Linked Data Science - For improved understandability of computer-aided research

e · l · n

Sep 21, 2018

This is an excerpt from the "future outlook" section of my thesis titled "Reproducible Data Analysis in Drug Discovery with Scientific Workflows and the Semantic Web" (click for the open access full text), which aims to provide various putative ways towards improved reproducibility, understandability and verifiability of computer-aided research.

Historically, something of a divide has developed between the metadata rich datasets and approaches in the world of Semantic Web/Ontologies/Linked Data, versus in the Big Data field in particular, which has been at least initially mostly focused on large unstructured datasets.

Even today’s focus on data science and development of predictive models using technologies like deep learning, is to a large extent focusing on data sets with a relatively non-complex structure (2D-images), and not so much on merging knowledge stored in opaque deep learning models with explicit knowledge stored in ontologies and knowledge bases of different kinds.

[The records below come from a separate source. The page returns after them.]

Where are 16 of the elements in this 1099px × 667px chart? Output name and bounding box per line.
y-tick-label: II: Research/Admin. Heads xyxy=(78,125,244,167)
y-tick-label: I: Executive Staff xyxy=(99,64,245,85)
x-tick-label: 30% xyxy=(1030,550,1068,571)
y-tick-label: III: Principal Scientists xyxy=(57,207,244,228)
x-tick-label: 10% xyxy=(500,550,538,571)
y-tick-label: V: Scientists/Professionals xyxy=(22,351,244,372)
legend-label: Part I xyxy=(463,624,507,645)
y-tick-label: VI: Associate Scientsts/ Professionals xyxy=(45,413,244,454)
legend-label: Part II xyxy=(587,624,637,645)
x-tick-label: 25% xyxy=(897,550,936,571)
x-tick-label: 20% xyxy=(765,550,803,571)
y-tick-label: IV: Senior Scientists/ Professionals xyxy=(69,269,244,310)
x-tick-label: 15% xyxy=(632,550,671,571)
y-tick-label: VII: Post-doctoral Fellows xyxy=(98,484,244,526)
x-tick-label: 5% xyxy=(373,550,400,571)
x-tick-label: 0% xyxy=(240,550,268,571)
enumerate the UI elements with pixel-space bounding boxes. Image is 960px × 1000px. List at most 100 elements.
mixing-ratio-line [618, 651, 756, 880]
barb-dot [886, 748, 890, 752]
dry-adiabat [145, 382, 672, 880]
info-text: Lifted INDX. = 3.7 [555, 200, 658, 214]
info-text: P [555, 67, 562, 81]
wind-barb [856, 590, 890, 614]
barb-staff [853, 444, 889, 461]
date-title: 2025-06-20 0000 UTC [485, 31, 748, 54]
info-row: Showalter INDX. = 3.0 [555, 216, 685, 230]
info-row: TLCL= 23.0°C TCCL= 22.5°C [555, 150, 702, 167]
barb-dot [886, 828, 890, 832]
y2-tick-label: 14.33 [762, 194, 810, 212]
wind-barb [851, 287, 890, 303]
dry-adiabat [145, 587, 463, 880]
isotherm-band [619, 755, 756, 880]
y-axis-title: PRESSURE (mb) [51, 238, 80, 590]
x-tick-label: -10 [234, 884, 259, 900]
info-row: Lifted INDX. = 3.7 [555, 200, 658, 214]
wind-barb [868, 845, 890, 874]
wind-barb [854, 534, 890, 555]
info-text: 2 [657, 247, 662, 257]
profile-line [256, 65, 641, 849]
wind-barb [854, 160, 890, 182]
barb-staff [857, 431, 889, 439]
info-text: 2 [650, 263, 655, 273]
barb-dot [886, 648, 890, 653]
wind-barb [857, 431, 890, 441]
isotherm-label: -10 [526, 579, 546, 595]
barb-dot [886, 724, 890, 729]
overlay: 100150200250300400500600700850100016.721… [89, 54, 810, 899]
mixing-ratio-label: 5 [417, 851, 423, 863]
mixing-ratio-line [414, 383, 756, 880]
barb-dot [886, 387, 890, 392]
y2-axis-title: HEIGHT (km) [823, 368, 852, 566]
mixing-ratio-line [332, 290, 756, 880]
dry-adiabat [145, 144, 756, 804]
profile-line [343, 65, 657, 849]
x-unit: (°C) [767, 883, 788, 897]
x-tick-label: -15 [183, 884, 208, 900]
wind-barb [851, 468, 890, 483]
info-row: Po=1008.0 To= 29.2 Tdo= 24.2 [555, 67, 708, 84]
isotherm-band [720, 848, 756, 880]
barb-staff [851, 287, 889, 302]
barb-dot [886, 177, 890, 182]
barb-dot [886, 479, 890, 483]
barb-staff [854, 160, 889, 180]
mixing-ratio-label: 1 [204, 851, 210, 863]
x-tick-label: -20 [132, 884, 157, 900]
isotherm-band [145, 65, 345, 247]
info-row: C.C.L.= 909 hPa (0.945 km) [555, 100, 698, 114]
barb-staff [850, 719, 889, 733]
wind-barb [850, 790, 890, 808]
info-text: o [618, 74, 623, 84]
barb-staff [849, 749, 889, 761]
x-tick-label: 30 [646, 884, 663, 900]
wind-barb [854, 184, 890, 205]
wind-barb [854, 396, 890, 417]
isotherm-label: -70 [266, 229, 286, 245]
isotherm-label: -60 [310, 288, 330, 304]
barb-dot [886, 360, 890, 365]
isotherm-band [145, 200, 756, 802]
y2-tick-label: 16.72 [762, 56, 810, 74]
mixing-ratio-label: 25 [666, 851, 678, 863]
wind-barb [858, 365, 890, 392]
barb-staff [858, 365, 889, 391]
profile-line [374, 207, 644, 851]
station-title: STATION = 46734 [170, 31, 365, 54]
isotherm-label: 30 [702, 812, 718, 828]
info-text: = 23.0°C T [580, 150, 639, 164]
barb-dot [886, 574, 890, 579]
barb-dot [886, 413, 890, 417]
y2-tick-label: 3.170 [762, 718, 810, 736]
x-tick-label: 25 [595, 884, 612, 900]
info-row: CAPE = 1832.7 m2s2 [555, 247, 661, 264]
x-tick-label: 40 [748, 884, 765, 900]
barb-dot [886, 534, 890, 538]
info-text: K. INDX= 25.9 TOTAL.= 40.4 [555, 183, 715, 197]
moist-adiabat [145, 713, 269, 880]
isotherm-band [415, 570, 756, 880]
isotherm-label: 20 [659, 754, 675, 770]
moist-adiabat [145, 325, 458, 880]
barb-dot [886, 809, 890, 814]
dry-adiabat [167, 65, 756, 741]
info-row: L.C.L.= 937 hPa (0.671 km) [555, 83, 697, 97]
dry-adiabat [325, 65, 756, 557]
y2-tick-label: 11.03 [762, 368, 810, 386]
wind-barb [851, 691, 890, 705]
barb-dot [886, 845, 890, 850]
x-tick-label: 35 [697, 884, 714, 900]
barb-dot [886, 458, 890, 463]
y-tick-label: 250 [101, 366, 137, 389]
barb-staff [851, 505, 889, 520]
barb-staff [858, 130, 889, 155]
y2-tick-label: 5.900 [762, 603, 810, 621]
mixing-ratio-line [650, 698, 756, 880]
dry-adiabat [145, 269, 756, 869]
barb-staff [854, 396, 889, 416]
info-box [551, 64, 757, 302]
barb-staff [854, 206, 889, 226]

In order to ripe the fruits of the recent boom in developments of machine learning technologies also in other fields with much more complex and rich data but without large numbers of very similar examples, it seems we will need to link Big Data science with smart data science. That is, state-of-the-art methods and tools from data science, Big Data and machine learning, with semantic data modelling, such as with technologies in Semantic Web, Linked Data and Logic Programming.

Personally, I think it is particularly the reasoning capabilities around linked/semantic data, that need further development. Based on very positive experience of using SWI-Prolog to implement lookup methods in cheminformatics, I am personally a strong believer in using logic programming approaches as a very practical approach to implement extremely intelligent reasoning systems that can still be easy to understand.

At the Linked Data Sweden symposium in Uppsala in April 2018, I presented these ideas and suggested that SWI-Prolog in particular might be a suitable integration platform for what we could call linked data science, or linked big data science (slides and video for the presentation here).

SWI-Prolog is a mature, well-maintained and high quality open source Prolog implementation, with an extensive set of libraries, including top-class support for interacting with RDF datasets and SPARQL endpoints. The main drawback of SWI-Prolog for large datasets has been that it has lacked a generic disk based storage solution. Instead, full datasets have had to be loaded into memory before doing complex queries upon them. A recently developed plugin for the RDF-HDT format seems to provide an interesting way to solve this problem, at least for read-only access to large datasets. Since RDF-HDT is an indexed format, it allows doing queries against its data by only loading the index into memory, not the full dataset. Since SWI-Prolog also can fluently incorporate SPARQL queries into logic programming queries, this also provides an ability to interact with many large-scale datasets such as Wikidata, not to mention Semantic MediaWikis with the RDFIO extension that we developed in paper III. In the release notes for RDFIO version 3.0.1 and 3.0.2 we provided screenshots demonstrating the ability to query Semantic MediaWiki data via the SPARQL endpoint provided with RDFIO, from SWI-Prolog. SWI-Prolog also provides a web based notebook quite similar to Jupyter notebooks called SWISH, allowing to use the notebook paradigm for interactive data exploration.

The described vision is illustrated in the figure above, which illustrates how SWI-Prolog can be used as an interactive integration workbench for accessing and fluently integrating knowledge from external linked datasets. Data sources that can be accessed include SPARQL endpoints (e.g. RDFIO powered Semantic MediaWikis) or RDF-HDT data files. These can be fluently integrated into the logic programming environment, via rules or queries, which can be used as building blocks for further rules or queries. While the SWISH screenshot is here used only for illustration purposes and shows toy example code, the terminal screenshot in the background is a real-world one, showing how SWI-Prolog is interacting with an external SPARQL endpoint of an RDFIO-powered Semantic MediaWiki.